1. Please give a brief introduction of yourself

I am a Spanish and German translator and community and health care interpreter in Las Vegas, NV. I was born in Austria and grew up in Mexico City. I came to the US as a teenager to play tennis for an American university and first started my translation career in 1998. I hold an MBA in Marketing from the University of Nevada Las Vegas (summa cum laude, for what it’s worth), and I run a boutique languages services business with my twin sister. It’s aptly named Twin Translations.

2. What is an entrepreneurial linguist?

Basically, a linguist who understands that you have to be an entrepreneur first if you want to run your own business and who has the tools to operate a profitable small business.

3. What is the book about?

It will give aspiring entrepreneurial linguists lots of advice, starting with the paradigm shift from “just” linguist (as if that weren’t enough!). The chapters focus on marketing, social media and web 2.0, accounting and organization, negotiating, entrepreneurship, business development, etc. The entire book revolves around working with direct customers, as many colleagues want to shift from working with agencies to working with direct clients, which is what we due exclusively. The book is intended for both beginning and advanced linguists in all language combinations.

4. What made you want to write this book?

It’s all my dear friend Corinne McKay’s “fault.” Her outstanding book,
“How to Succeed as a Freelance Translator” on how to start your own translation business is really the only book that I know that offers insight into the practical side of translation. During a trip to Boulder, CO, where Corinne lives, she encouraged me to write a book, and after much initial resistance, here we are.

5. How long did it take to write it?

Roughly a year, I would work on it during the weekends and whenever I had a quiet moment. We had three editors, one layout designer, two writers (my twin sister Dagmar Jenner was the other one), one very talented cartoonist (
Alejandro Moreno-Ramos), hundreds of drafts, dozens of revisions, and a six-month struggle until we found a cover design we liked.

6. What recommendations would you have for someone who would like to write a book?

Find a good team! Creating a solid book is a team effort, and I couldn’t have done it without the half dozen people who were directly involved in the process. The main thing I learned during the last few months is that at some point, you have to let the book go – there’s no such thing as perfection, so instead of obsessing over it until 2012, we decided to publish it with our multiple editors’ blessing. I am a bit of a perfectionist by nature, so letting it go was a difficult.

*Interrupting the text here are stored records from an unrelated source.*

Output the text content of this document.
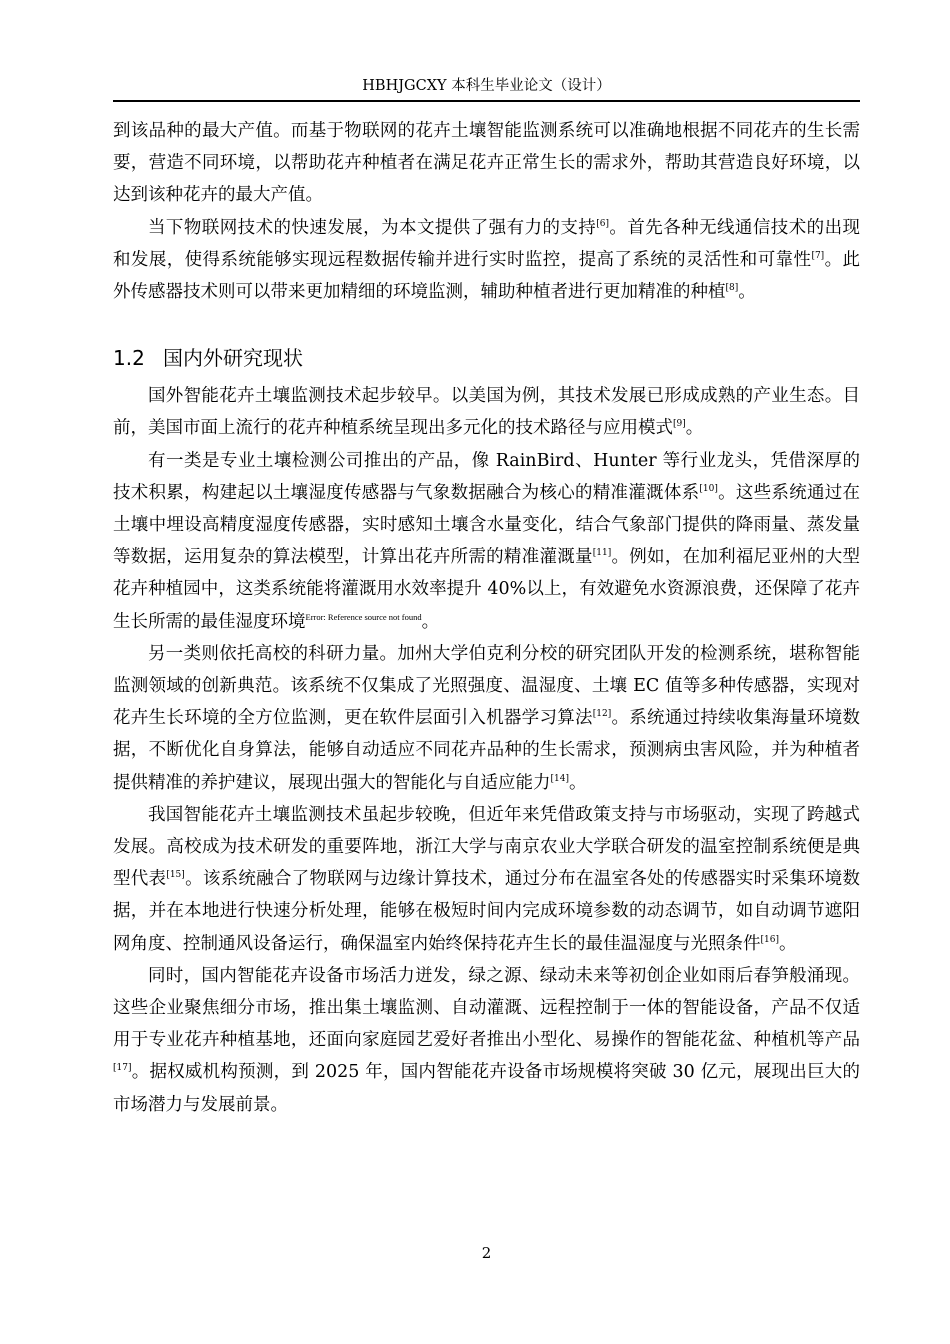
HBHJGCXY 本科生毕业论文（设计）

到该品种的最大产值。而基于物联网的花卉土壤智能监测系统可以准确地根据不同花卉的生长需要，营造不同环境，以帮助花卉种植者在满足花卉正常生长的需求外，帮助其营造良好环境，以达到该种花卉的最大产值。

当下物联网技术的快速发展，为本文提供了强有力的支持[6]。首先各种无线通信技术的出现和发展，使得系统能够实现远程数据传输并进行实时监控，提高了系统的灵活性和可靠性[7]。此外传感器技术则可以带来更加精细的环境监测，辅助种植者进行更加精准的种植[8]。

1.2 国内外研究现状

国外智能花卉土壤监测技术起步较早。以美国为例，其技术发展已形成成熟的产业生态。目前，美国市面上流行的花卉种植系统呈现出多元化的技术路径与应用模式[9]。

有一类是专业土壤检测公司推出的产品，像 RainBird、Hunter 等行业龙头，凭借深厚的技术积累，构建起以土壤湿度传感器与气象数据融合为核心的精准灌溉体系[10]。这些系统通过在土壤中埋设高精度湿度传感器，实时感知土壤含水量变化，结合气象部门提供的降雨量、蒸发量等数据，运用复杂的算法模型，计算出花卉所需的精准灌溉量[11]。例如，在加利福尼亚州的大型花卉种植园中，这类系统能将灌溉用水效率提升 40%以上，有效避免水资源浪费，还保障了花卉生长所需的最佳湿度环境$^{Error: Reference source not found}$。

另一类则依托高校的科研力量。加州大学伯克利分校的研究团队开发的检测系统，堪称智能监测领域的创新典范。该系统不仅集成了光照强度、温湿度、土壤 EC 值等多种传感器，实现对花卉生长环境的全方位监测，更在软件层面引入机器学习算法[12]。系统通过持续收集海量环境数据，不断优化自身算法，能够自动适应不同花卉品种的生长需求，预测病虫害风险，并为种植者提供精准的养护建议，展现出强大的智能化与自适应能力[14]。

我国智能花卉土壤监测技术虽起步较晚，但近年来凭借政策支持与市场驱动，实现了跨越式发展。高校成为技术研发的重要阵地，浙江大学与南京农业大学联合研发的温室控制系统便是典型代表[15]。该系统融合了物联网与边缘计算技术，通过分布在温室各处的传感器实时采集环境数据，并在本地进行快速分析处理，能够在极短时间内完成环境参数的动态调节，如自动调节遮阳网角度、控制通风设备运行，确保温室内始终保持花卉生长的最佳温湿度与光照条件[16]。

同时，国内智能花卉设备市场活力迸发，绿之源、绿动未来等初创企业如雨后春笋般涌现。这些企业聚焦细分市场，推出集土壤监测、自动灌溉、远程控制于一体的智能设备，产品不仅适用于专业花卉种植基地，还面向家庭园艺爱好者推出小型化、易操作的智能花盆、种植机等产品[17]。据权威机构预测，到 2025 年，国内智能花卉设备市场规模将突破 30 亿元，展现出巨大的市场潜力与发展前景。

2
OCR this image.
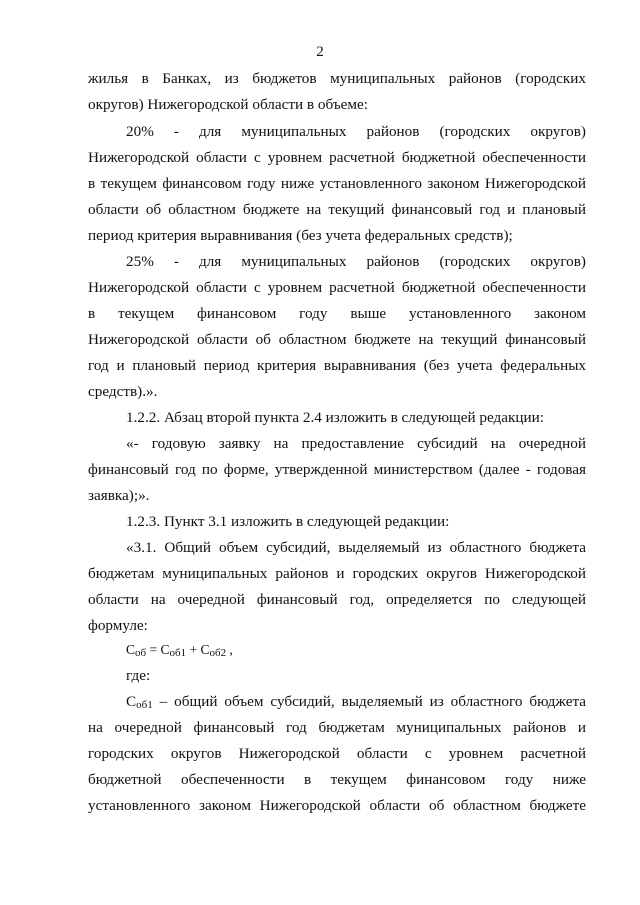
2
жилья в Банках, из бюджетов муниципальных районов (городских
округов) Нижегородской области в объеме:
20% - для муниципальных районов (городских округов)
Нижегородской области с уровнем расчетной бюджетной обеспеченности
в текущем финансовом году ниже установленного законом Нижегородской
области об областном бюджете на текущий финансовый год и плановый
период критерия выравнивания (без учета федеральных средств);
25% - для муниципальных районов (городских округов)
Нижегородской области с уровнем расчетной бюджетной обеспеченности
в текущем финансовом году выше установленного законом
Нижегородской области об областном бюджете на текущий финансовый
год и плановый период критерия выравнивания (без учета федеральных
средств).».
1.2.2. Абзац второй пункта 2.4 изложить в следующей редакции:
«- годовую заявку на предоставление субсидий на очередной
финансовый год по форме, утвержденной министерством (далее - годовая
заявка);».
1.2.3. Пункт 3.1 изложить в следующей редакции:
«3.1. Общий объем субсидий, выделяемый из областного бюджета
бюджетам муниципальных районов и городских округов Нижегородской
области на очередной финансовый год, определяется по следующей
формуле:
Соб = Соб1 + Соб2 ,
где:
Соб1 – общий объем субсидий, выделяемый из областного бюджета
на очередной финансовый год бюджетам муниципальных районов и
городских округов Нижегородской области с уровнем расчетной
бюджетной обеспеченности в текущем финансовом году ниже
установленного законом Нижегородской области об областном бюджете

7. What are you going to do next?

I will be speaking at the
CHICATA conference in Chicago on May 1, and at the ATA/DVTA Finance Seminar in Philadelphia on May 2. After that, I am off to Europe to visit friends and family and to speak at conferences in four countries: the Netherlands, Germany, Austria, and the Czech Republic. And there will be a five-day vacation, too!

Thank you Judy and have a great conference in Chicago and a wonderful trip to Europe!